今度は真ん中を走る私。
BMWに囲まれてます。
発進力の違いをまざまざと見せつけられてます。
待ってええ!!
頑張れ相棒!!
相変わらず任せっきりで走っていたら、史上最大の睡魔に襲われる。
やっばい。こんなしつこい眠気は初めてだぞ…。
というか、いつも一人で走っているから眠くなるとすぐ休憩したりしてたもんな。
うとうと、うとうと、かるーく白昼夢。
ったあ!危ない!背中を伸ばしてみたり、独り言を話してみたり試行錯誤を繰り返す。
あと少し…のはず…。
ブツブツ。フンフーン♪
……いかーん!断然眠い!!
ファイトォ、佳ー、ファイトォ… うつら~
こんな調子でも、無事に着いた。
い、生きてる…(オーバー)
バイクを停めたおじさんの第一声
「眠かったー!!」
やっぱり!?
でもまあバイクを降りてしまえば眠くったて大丈夫。
さっそくお参り。
参道は長くて、奉納された行灯が並んでいる。
朱塗りの楼門からは、それはそれは立派な本殿が見えていた。
感動した。
漆塗りという黒いお社は、細かく装飾が施され、重厚さを感じるたたずまいが強烈だった。
朱塗りや、白木のままならばよく見るけど、黒塗りって、珍しいんじゃないだろうか…。
参拝して、境内を少し見て回った。
砂利が綺麗に整えられていて、何とも気持ちの良い境内だった。
鳥居を出て、茶屋に入る。
ここから、どうします?
私は、なるべく北に進みたい。けど、眠いから、そこまで遠くには進みたくない。
お友達のおじ様は、一泊しても大丈夫だけど、明日走る場所にもよる様子。
おじさんは、一泊するかしないか、えんえんと悩んでいる。
近くにユースがあったので、そこに泊まろうか…と話はまとまりそうだったが、
おじさん、明日中に大阪に行くそうで、泊まってもあんまり走れないみたい。
お友達のおじ様はそれを聞いて帰る事に。
結局おじさんも帰る事に。
じゃあここで解散ですね。
「一人で大丈夫?って、今まで周って来てたんだもんね。」
はい!毎日迷子になりながらでも、ちゃんとここまで来ましたよ!大丈夫!!
そして、細かい言い回しは忘れちゃったけど、おじさんがくれた言葉。
「千里の道を歩くものは、九百里歩いたら後半分という気持ちで歩く」
もうゴールだと思うと油断してしまうからという戒め。
「色んな人がいるんだから気をつけて。」
はい。
ほんとに何から何までありがとうございました。
おじさんは、私の父や祖母にとても恩があるから!と言っていたけど、私は何にもしていない。

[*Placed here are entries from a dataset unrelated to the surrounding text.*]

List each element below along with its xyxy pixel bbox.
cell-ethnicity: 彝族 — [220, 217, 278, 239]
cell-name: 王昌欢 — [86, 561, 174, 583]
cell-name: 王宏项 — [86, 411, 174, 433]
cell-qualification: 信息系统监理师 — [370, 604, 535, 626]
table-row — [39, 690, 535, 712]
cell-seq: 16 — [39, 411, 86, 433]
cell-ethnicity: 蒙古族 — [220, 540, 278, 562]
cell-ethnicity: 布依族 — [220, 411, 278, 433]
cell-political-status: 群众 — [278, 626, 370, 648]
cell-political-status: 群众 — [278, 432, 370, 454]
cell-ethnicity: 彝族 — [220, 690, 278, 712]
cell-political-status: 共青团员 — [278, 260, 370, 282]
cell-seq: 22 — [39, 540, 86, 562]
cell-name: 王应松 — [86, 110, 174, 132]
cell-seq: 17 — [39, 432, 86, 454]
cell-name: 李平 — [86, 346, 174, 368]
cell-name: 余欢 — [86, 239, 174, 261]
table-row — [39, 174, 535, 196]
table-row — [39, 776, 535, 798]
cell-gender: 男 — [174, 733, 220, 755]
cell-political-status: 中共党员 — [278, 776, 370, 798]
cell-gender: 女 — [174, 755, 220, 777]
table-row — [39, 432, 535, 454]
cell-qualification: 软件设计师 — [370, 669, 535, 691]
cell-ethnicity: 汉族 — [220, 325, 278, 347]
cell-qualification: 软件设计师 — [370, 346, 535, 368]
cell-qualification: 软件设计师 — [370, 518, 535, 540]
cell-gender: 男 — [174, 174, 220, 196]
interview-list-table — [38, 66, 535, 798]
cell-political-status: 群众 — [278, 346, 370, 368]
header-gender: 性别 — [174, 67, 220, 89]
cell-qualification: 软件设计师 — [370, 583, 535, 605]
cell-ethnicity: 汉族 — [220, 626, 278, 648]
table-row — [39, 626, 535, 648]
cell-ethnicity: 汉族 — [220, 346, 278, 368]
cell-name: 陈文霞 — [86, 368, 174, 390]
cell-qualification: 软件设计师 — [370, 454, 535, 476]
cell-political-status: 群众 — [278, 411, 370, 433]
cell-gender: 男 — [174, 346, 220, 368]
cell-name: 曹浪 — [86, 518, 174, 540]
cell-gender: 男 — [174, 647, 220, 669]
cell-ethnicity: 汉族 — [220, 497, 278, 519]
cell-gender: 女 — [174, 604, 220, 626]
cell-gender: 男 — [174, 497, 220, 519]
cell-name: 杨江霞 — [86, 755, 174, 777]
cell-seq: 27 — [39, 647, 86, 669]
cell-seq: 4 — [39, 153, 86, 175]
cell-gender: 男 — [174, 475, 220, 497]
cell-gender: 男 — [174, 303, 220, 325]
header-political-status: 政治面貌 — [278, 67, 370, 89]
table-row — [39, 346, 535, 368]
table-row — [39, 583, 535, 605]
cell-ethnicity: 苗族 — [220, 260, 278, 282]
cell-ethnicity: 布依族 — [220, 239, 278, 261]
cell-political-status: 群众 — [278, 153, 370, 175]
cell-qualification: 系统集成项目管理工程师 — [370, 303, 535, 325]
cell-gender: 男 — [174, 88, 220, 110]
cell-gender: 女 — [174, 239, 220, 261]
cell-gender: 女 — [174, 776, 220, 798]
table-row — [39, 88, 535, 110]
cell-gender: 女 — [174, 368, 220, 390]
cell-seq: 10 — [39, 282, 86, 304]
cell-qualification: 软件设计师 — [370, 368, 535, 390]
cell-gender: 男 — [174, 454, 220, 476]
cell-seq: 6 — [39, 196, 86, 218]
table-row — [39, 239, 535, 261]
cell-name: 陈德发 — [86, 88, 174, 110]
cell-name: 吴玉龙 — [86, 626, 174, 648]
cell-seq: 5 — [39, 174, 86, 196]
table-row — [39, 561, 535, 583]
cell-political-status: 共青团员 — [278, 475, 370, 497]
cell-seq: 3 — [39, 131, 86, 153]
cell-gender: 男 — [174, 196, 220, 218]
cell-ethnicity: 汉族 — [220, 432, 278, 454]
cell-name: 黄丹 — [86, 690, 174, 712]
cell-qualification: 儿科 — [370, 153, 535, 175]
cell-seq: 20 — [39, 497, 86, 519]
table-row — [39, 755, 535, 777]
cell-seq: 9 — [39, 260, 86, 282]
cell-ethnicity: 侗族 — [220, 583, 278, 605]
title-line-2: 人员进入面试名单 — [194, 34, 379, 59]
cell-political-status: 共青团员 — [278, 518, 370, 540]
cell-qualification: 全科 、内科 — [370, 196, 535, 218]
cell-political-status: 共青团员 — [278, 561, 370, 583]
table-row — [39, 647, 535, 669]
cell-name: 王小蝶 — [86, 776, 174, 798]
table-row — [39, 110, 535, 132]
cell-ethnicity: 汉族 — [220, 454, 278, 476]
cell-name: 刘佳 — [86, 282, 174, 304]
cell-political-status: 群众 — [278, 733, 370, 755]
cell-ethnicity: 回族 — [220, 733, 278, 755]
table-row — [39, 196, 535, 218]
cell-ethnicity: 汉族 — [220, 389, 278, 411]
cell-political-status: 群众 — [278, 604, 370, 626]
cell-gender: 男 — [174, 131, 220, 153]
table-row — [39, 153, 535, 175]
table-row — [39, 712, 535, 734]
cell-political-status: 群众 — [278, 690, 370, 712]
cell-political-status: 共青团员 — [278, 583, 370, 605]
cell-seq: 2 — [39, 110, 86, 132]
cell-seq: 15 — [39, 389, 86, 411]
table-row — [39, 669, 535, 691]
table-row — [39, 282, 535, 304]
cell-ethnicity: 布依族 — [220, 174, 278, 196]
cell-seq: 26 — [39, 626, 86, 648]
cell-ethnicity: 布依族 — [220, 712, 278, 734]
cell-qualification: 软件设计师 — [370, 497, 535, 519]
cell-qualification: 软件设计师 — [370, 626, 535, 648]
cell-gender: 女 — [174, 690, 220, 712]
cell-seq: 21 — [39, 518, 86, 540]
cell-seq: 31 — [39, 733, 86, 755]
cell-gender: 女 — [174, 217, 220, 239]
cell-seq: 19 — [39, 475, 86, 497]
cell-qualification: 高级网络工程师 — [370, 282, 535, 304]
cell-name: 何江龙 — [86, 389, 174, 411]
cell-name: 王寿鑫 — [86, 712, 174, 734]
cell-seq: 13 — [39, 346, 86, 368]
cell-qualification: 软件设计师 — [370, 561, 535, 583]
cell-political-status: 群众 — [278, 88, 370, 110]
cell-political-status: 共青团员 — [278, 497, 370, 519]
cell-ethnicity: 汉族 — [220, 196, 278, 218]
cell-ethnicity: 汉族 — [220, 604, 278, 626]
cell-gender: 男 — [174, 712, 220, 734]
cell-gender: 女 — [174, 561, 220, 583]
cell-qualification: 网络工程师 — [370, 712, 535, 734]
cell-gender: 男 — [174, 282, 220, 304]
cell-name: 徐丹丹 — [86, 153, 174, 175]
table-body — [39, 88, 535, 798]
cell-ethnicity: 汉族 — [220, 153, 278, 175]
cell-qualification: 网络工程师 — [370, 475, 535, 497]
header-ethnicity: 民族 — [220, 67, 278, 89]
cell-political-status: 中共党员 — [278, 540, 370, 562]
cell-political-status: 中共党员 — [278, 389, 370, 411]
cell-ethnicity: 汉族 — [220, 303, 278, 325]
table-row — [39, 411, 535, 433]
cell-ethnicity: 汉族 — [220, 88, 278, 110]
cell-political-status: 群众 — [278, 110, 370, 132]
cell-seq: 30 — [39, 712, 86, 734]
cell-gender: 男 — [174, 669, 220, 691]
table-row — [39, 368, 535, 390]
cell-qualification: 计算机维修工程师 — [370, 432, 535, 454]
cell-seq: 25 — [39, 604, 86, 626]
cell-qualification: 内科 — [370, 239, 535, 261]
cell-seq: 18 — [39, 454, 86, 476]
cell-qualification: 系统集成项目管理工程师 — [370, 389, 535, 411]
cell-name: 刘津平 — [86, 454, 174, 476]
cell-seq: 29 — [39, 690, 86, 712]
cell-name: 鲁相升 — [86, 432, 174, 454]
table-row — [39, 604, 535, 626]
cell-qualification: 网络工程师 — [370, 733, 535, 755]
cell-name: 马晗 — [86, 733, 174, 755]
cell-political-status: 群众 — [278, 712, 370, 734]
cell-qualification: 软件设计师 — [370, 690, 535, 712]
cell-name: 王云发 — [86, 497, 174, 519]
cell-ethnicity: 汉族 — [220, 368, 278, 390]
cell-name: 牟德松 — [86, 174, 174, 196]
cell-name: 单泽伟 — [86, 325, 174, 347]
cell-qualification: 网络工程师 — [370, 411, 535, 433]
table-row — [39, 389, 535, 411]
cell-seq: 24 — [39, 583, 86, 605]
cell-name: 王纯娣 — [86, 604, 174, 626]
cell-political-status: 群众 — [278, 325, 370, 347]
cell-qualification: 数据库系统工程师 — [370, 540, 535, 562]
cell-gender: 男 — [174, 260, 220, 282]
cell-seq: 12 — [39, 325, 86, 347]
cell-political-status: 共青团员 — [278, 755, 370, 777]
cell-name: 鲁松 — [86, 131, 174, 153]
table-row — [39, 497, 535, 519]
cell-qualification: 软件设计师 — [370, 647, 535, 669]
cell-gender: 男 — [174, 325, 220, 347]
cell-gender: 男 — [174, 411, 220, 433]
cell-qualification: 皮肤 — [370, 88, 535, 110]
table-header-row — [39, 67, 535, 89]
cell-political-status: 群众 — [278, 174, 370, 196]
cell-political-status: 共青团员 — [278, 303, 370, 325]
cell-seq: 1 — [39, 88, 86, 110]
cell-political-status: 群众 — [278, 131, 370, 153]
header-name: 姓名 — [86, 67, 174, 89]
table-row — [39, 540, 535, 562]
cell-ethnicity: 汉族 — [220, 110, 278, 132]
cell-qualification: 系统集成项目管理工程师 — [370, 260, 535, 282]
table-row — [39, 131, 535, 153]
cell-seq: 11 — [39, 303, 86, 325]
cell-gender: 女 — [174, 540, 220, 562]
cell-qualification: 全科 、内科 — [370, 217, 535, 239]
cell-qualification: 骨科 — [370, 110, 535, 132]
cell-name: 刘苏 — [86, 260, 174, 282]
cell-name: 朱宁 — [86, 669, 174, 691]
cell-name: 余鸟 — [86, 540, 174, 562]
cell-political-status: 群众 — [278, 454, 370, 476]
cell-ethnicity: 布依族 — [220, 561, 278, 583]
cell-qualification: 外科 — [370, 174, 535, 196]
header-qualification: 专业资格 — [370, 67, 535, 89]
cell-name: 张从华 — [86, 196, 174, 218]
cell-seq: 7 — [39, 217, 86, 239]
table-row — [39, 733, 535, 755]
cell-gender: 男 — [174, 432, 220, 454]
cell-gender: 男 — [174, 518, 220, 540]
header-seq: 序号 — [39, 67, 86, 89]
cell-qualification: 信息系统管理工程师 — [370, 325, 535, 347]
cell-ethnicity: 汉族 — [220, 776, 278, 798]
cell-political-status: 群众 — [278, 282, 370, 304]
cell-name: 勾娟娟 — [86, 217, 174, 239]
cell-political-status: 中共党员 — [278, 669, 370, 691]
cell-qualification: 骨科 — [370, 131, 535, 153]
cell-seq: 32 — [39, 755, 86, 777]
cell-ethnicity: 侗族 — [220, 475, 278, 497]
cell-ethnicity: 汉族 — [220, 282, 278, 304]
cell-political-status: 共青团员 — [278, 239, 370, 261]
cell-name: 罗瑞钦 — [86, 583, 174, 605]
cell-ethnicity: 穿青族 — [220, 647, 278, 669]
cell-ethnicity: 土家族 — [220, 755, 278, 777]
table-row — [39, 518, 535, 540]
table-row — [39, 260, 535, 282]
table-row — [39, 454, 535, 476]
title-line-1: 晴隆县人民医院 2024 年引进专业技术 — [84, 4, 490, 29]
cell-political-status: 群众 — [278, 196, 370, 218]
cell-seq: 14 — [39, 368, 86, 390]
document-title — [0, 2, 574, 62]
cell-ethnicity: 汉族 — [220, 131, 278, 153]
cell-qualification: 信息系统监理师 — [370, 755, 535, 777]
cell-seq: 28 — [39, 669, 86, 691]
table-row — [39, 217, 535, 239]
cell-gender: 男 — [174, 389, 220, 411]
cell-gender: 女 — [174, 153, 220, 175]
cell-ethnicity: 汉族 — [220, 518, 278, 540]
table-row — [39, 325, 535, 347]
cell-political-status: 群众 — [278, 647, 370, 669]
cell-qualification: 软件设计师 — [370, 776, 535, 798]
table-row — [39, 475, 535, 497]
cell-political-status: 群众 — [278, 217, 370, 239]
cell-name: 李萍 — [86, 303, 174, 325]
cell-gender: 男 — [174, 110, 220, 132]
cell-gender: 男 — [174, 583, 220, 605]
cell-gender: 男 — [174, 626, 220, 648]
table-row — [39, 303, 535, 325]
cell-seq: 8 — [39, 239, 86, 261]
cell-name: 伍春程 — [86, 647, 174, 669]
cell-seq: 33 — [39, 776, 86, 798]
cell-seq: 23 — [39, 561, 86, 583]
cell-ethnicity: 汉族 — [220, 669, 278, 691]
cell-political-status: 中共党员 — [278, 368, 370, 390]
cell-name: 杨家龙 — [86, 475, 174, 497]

父や祖母が何をしたのかは分からないけど、回り回って私の所に返ってきた。
人に、どんなに小さくても自分の出来る事をするのが、きっと一番大切なんだ。
そうしたら、素敵な円が出来て、回って回って、みんなが幸せの円に入るんだ。
そんなシンプルで奥深い事を、まさに肌で感じた瞬間だった。
走り出す私を見送ってくれたおじさん達。
寂しさが少し漂うけれど、暖かさに満ちた別れだった。
本当に久しぶりに一人のなった。
結局近くの潮来ユースに泊まることにしたけど、その前に行きたいのは温泉。
KPの出身地である行方に、『白帆の湯』がある。
霞ヶ浦に沈む夕日を見ながら入れるとか。
時間的にばっちり!
本日初の迷子になりながらも無事到着。
立派なお風呂!人気あるみたいでけっこう混んでいた。
大浴場からは霞ヶ浦。が、夕日は雲の中。
雲の切れ間が少し赤くなっていた。
今日は夕日は見れないかー…。
でも、霞んだ対岸がうっすら見えて、薄暗くなっていく姿は美しかった。
お風呂から上がると薄暗い。
そういや夜は虫がすごいと言ってたぞ。
走り出して、嘘偽りの無い真実だったと実感した。
シールド上げると目が開けられなーい!!
恐ろしい~。
潮来まで、虫と戦いながら走り、たどり着いたユースは快適そのもの。
建物は古くて、壁に染みなんかがあったが、一人部屋だしテレビはあるしクーラーあるし、部屋の感じはまるっきり民宿。
こういう民宿大好き!!
ゆっくりビールを飲みながらテレビを見て、パリっとしたシーツに包まって早々と横になった。